We have heard a lot of rhetoric from government ministers about a green recovery from the economic fallout of coronavirus.
We’re going to “build back greener” promised the prime minister in his speech in Dudley on 30 June. “This is going to be a green recovery with concern for our environment at its heart”, echoed the Chancellor this week.
What did we get? A mere gesture towards green jobs in the form of £3 billion to insulate homes and public buildings, and money for nature restoration.
This is not a green recovery. It comes nowhere near it. The government’s own figures show the insulation programme would cut just 0.14 per cent of our emissions.
Energy efficiency is vital and I have argued for years that there must be a programme to insulate our homes, which are some of the leakiest in Europe. This year’s progress report from the Committee on Climate Change also identified retrofitting buildings as a clear priority in the months ahead.
But aiming to make 650,000 homes more energy efficient when there are 24 million homes in the country barely scratches the surface.
A new report this week showed that if the government invested £8.6 billion a year in retrofitting houses, we could create five times as many jobs as the Chancellor’s scheme, reduce household emissions by more than 20 per cent and cut the energy bills of those households by more than £400. That gets closer to what an energy efficiency programme looks like.
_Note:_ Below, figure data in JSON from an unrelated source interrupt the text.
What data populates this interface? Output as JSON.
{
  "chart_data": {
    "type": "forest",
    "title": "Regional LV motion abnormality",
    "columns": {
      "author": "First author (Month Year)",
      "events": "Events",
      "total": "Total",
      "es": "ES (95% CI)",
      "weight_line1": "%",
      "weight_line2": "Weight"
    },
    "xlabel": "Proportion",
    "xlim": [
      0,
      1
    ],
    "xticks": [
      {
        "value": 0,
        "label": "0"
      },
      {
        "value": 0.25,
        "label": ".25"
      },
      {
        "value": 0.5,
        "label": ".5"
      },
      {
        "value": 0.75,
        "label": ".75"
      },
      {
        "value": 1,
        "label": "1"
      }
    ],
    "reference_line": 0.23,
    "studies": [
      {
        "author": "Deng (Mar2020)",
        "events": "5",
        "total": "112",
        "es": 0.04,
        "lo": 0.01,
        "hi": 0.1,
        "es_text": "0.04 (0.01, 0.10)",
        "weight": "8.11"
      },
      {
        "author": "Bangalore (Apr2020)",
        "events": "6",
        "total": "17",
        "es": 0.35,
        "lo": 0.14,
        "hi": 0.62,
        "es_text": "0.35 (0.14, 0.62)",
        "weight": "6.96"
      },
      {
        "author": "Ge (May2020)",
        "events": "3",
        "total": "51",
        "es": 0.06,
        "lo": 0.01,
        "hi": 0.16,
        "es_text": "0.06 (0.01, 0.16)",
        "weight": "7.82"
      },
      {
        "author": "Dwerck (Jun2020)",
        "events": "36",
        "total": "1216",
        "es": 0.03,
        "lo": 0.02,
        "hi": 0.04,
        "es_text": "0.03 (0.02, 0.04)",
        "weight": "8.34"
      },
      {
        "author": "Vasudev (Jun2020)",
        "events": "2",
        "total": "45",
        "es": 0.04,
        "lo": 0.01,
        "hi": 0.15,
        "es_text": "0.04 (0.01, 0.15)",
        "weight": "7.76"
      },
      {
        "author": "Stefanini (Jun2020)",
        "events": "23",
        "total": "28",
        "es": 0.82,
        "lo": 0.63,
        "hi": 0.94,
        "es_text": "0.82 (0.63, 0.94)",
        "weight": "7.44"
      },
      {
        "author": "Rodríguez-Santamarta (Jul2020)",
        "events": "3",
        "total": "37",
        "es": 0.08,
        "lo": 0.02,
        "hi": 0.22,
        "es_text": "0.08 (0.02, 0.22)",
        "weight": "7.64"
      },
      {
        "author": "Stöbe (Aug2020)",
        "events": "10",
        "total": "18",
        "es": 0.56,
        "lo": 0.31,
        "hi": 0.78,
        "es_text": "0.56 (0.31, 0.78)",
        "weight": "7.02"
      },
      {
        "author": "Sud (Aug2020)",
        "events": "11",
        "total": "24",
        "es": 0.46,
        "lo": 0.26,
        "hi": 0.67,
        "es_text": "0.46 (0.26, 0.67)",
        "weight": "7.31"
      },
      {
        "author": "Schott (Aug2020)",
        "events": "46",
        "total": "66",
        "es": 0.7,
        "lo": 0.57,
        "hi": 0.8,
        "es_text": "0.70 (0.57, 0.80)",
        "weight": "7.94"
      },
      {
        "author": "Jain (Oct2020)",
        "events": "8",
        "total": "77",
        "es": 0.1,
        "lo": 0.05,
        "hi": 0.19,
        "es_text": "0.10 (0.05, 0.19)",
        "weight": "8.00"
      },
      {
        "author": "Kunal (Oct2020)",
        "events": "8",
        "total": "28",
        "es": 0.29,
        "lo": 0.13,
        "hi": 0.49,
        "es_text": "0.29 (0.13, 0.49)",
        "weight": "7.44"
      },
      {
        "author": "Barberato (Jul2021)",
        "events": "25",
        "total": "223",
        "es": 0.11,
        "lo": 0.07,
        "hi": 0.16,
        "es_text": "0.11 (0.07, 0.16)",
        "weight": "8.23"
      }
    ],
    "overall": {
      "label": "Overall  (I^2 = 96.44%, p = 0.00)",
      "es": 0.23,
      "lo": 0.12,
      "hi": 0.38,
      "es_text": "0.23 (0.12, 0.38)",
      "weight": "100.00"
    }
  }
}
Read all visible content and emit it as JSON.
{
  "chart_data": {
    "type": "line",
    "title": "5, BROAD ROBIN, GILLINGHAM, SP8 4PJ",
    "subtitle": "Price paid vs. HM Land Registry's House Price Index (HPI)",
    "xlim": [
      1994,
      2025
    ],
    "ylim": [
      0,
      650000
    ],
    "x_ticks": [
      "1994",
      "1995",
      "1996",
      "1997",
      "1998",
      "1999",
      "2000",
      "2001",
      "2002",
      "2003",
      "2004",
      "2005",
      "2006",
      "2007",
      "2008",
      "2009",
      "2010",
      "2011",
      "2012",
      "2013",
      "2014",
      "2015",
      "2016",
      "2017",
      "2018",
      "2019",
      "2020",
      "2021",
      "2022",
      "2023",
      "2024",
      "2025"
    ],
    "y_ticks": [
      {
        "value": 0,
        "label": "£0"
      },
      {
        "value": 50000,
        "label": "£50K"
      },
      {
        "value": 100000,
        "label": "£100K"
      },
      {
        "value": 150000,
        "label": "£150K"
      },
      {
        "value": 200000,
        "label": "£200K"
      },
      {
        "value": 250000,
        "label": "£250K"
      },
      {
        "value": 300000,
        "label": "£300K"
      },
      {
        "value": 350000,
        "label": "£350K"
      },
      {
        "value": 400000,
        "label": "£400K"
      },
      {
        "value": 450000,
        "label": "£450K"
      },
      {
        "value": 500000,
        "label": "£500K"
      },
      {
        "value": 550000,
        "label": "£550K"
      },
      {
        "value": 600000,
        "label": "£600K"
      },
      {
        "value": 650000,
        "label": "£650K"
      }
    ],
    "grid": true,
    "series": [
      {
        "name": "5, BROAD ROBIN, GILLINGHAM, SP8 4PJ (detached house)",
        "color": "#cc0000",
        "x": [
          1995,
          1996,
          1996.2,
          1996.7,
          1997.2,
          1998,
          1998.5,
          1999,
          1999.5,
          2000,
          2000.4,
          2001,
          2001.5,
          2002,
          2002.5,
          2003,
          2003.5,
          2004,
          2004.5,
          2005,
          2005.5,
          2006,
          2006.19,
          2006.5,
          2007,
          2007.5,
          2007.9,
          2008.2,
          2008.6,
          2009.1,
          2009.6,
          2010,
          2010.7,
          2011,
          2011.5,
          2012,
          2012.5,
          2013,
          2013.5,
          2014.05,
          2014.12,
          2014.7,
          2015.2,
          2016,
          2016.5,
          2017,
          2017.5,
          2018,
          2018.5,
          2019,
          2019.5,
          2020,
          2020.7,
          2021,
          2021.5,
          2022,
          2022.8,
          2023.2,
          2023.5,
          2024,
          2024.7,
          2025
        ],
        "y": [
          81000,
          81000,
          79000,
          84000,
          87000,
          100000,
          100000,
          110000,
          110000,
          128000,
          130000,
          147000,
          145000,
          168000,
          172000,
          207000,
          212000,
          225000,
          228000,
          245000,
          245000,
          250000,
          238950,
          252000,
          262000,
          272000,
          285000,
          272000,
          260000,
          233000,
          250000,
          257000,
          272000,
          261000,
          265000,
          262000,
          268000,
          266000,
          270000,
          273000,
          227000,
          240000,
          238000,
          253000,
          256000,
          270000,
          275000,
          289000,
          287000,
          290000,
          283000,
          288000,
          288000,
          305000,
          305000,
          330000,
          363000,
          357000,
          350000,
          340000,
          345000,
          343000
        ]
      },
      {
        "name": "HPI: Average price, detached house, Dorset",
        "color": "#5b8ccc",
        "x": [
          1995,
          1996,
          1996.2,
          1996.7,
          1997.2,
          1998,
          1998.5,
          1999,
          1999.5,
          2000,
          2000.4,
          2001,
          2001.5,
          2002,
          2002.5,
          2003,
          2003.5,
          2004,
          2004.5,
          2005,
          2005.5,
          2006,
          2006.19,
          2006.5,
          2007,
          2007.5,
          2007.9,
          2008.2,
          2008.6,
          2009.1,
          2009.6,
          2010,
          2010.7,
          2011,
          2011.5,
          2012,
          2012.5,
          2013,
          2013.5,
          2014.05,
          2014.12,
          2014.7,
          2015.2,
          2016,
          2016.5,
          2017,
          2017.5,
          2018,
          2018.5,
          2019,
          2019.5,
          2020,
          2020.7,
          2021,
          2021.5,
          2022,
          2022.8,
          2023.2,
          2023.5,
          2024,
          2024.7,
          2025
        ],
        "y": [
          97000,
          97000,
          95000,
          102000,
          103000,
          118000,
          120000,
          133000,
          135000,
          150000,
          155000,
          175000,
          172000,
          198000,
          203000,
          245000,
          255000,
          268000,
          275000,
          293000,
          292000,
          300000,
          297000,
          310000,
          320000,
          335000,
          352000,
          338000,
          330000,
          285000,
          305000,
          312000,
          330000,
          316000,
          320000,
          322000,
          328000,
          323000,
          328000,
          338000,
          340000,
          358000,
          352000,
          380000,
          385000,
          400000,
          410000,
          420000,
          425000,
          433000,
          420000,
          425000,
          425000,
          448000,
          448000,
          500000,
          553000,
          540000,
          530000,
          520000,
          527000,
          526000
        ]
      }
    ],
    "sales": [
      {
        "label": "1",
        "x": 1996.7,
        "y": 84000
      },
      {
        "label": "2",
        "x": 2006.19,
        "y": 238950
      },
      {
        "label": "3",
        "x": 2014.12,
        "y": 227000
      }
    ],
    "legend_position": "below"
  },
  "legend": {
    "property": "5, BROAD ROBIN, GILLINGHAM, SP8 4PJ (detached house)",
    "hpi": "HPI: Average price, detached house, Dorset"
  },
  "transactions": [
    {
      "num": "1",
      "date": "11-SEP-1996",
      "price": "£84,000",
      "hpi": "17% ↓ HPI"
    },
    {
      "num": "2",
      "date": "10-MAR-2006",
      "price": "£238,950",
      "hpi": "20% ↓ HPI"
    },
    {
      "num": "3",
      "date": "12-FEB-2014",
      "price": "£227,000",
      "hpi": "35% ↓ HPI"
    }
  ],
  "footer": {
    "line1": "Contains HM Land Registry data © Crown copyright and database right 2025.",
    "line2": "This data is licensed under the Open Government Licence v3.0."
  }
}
Then there’s the £40 million the Chancellor announced for nature restoration jobs – a belated recognition from the government that nature in this country is in crisis. We are witnessing a catastrophic loss of wildlife in the UK, with 15 per cent of species at risk of extinction.
Since 2009, Natural England, whose job it is to protect our wildlife and environment, has seen its funding slashed by nearly four times this amount. £40 million for jobs to plant trees and clean up rivers barely amounts to a sticking plaster.
It’s not only the totally inadequate sums being allocated to “green” jobs. The government is still pouring money into industries which are driving the climate crisis: blank cheque bail-outs to airlines with no climate conditions attached, public finance support for fossil fuel projects overseas and a £27-billion road building programme which ministers remain committed to, though even the AA says it’s not a good use of public money.
The CO2 impact of the road programme alone would wipe out nearly all the gains from the move to electric vehicles. It’s as if the government is trying to put out a fire with one hand while pouring petrol on it with the other.
The day before the Chancellor’s statement, I and Labour MP Clive Lewis, presented the Decarbonisation and Economic Strategy Bill to Parliament. It’s not the catchiest title, but it is the first attempt in the UK to legislate for a green new deal with social and environmental justice at its heart. It sets out what a commensurate response to our challenges looks like.
I’ve been working on a green new deal since before the financial crisis. It was overdue then. It’s even more urgent now. If the Chancellor is looking for some summer reading ahead of the autumn budget, it’s a good place to start.